If you spend time with any of the swimmers on the 2018 World Series circuit, surprising facts will emerge.

For example, did you know that…

Michael Andrew recently bought his mother a laser pistol for her birthday?

Why? Because the teenage sprinter's mother, Tina Andrew, 46, recently took up modern pentathlon. The five-sport event, invented by the founder of the modern Olympics (Baron Pierre de Coubertin), combines fencing, 200m swimming, equestrian jumping, running, and pistol shooting. In early March, at her first competition, Michael's mother qualified for the U.S. national championships and from there, the 2018 Masters World Championships in Halle, Germany, where she placed fourth in her division (minus the riding portion, which Masters are allowed to skip).

Michael never thought he'd be shopping for a high-tech competition pistol, but his mother's ambition began a few years ago when a junior pentathlete came to their home in Kansas for swim coaching.

"I remember Googling 'modern pentathlon' because I had no clue," Tina said.

About a year later, "I decided it was time to pursue my own dormant athletic dreams."

Dormant, that is, since 1996 when she dressed as a super hero and competed as "Laser" on the "UK Gladiators" television program.

Soon after, Michael's mother was taking fencing lessons and, in early March, during Michael's Pro Swim Series meet in Atlanta, "on a whim," she asked if she could compete in the southeast regional pentathlon event.

"I would miss Michael's race where he beat Nathan [Adrian] for the first time…and I had not been on a horse yet," she said, but she qualified for U.S. nationals. "I loved everything about MP and was hooked," she said.

Did you know that…

Mitch Larkin of Australia basically races blind? When he takes his glasses off in the final call room, it's the last time he can see everything clearly until after his race.

"I don't wear contacts when I swim," said the 2016 Olympic silver medallist in 200m backstroke. "I'm short-sighted [myopic], so backstroke flags are fine but anything outside of five meters becomes quite blurry. I often touch the wall and don't know my time or position so I sometimes have to ask. Slowly, my eyes are getting a lot worse."

Yet not being able to see has its advantages. "I don't get distracted by the crowd because I can't really see it," he said. "At the 2015 Kazan World Championships was a massive crowd. The 2016 Rio Olympics, same thing. I could just stay focused on what I could see which was what's around me, in the five meter radius.

"It's nice that swimming requires you to focus on your own lane and that no one else is really interfering or interacting with you. Even in relays, because I swim backstroke, I'm first. Then, straightaway, I'll find my glasses, pop them on, and I can see what's going on."

Did you know that…

Chad Le Clos has no problem avoiding his razor before a big race?

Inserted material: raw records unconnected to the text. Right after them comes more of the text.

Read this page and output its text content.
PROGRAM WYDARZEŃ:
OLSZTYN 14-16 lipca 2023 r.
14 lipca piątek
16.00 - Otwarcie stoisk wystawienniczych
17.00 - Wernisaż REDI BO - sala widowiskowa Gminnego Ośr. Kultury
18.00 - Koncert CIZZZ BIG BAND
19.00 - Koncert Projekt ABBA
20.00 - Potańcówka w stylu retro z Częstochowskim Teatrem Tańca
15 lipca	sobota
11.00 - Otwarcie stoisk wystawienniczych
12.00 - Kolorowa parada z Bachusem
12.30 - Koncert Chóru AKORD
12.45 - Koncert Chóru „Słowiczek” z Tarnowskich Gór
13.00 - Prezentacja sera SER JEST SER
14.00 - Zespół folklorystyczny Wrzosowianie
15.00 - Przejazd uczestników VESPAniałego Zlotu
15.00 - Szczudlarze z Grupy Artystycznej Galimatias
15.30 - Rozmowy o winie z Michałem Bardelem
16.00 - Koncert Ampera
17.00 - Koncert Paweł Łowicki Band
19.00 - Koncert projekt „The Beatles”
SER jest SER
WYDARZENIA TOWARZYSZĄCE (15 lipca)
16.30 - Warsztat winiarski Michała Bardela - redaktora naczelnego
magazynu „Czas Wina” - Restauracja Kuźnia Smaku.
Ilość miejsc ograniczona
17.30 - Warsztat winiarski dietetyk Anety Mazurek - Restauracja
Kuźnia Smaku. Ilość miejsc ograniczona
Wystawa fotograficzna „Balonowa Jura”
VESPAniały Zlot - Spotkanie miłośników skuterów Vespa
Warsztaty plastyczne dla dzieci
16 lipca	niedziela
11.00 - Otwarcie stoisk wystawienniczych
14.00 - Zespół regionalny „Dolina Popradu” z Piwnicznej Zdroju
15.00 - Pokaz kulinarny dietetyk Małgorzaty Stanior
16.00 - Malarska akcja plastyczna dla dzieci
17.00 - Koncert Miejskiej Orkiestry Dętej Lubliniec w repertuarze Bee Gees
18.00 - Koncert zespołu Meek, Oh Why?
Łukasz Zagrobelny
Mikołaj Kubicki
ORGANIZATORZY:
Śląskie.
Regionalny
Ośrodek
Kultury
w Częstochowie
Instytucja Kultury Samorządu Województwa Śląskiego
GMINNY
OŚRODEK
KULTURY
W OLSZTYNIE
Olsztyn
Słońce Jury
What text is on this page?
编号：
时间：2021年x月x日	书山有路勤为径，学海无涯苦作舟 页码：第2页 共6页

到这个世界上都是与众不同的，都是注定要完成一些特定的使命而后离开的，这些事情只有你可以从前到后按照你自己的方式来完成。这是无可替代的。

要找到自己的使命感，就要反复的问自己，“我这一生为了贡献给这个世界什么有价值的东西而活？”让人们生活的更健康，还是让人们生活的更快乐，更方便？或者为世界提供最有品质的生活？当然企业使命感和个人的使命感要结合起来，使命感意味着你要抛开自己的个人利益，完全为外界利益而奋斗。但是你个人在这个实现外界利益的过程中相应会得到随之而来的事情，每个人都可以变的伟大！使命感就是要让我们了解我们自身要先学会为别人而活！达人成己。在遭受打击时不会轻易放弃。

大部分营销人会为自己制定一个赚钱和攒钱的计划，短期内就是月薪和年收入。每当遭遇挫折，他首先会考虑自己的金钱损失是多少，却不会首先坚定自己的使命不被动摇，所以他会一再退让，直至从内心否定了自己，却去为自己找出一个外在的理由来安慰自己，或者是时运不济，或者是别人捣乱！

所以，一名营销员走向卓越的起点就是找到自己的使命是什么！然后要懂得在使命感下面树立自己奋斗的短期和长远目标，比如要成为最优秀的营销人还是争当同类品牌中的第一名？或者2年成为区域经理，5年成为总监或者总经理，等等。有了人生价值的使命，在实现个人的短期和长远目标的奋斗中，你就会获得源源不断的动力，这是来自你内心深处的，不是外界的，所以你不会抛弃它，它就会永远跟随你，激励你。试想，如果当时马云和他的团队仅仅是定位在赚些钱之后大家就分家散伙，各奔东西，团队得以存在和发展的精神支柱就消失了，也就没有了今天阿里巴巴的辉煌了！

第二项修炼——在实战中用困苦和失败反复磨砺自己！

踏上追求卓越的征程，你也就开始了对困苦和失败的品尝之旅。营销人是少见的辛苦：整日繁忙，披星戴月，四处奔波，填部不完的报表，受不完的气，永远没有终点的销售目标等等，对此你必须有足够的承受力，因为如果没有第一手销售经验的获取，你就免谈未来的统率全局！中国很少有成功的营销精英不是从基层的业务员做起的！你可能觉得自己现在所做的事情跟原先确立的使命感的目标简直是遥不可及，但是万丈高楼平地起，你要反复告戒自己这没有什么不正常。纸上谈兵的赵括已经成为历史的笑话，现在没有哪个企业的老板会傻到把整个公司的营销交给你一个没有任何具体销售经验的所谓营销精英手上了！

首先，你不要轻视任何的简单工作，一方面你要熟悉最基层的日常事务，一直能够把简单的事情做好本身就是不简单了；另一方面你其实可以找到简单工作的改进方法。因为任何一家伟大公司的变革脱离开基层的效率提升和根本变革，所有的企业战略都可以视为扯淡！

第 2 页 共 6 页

"I'm a very simple guy," said the South African swimmer who denied Michael Phelps an Olympic three-peat in the 200m butterfly at the 2012 London Olympics. "Honestly, I don't believe in even shaving and tapering too much. Even for World Champs, I just shave my legs; I don't shave my chest or my underarms. People get weirded out by that. I shave everything for Olympics only.

"For me, it's all just whatever. People overthink things. We all train hard, we all work hard. [When I race], I don't need to think about anything; I just want to be free. Even my coach realised it. He told me last year at one race, 'Just do whatever you think is right,' and I swam 1.5 seconds quicker over 200 meters. At the end of the day, it's just a race. It's a scrap. That's all."

Did you know that…

Alia Atkinson would not miss any of her possessions if the airlines lost her luggage?

"Because anything [valuable] that I have is on me," explained the Jamaican breaststroker who broke her own 50m short-course world record in Budapest on October 6. "My watch is on me. I have a special necklace on me. These are mementos that I carry from home."

The special necklace honours one of her siblings.

"My older brother, Adi, passed away [in a plane crash] in 2009," she said. He was 23 at the time, a commercial pilot and a flight instructor and "one of my mentors. My special necklace is just a little medallion, a little flight of the Phoenix, so I always have that."

Finally, did you know that…

Sarah Sjostrom always travels with a snorkel?

The Swedish sprinter and who holds four long-course world records (two in butterfly, two in freestyle) said that in addition to having a trigger-point ball handy at every meet "because I travel the World Cup without a physio… my most important thing is my snorkel! I take it everywhere, always, so I don't have to think about breathing or the breathing pattern. In fifty percent of my freestyle training, I use my snorkel.

"I don't know if it's unusual; it's my thing. I just like using my snorkel!"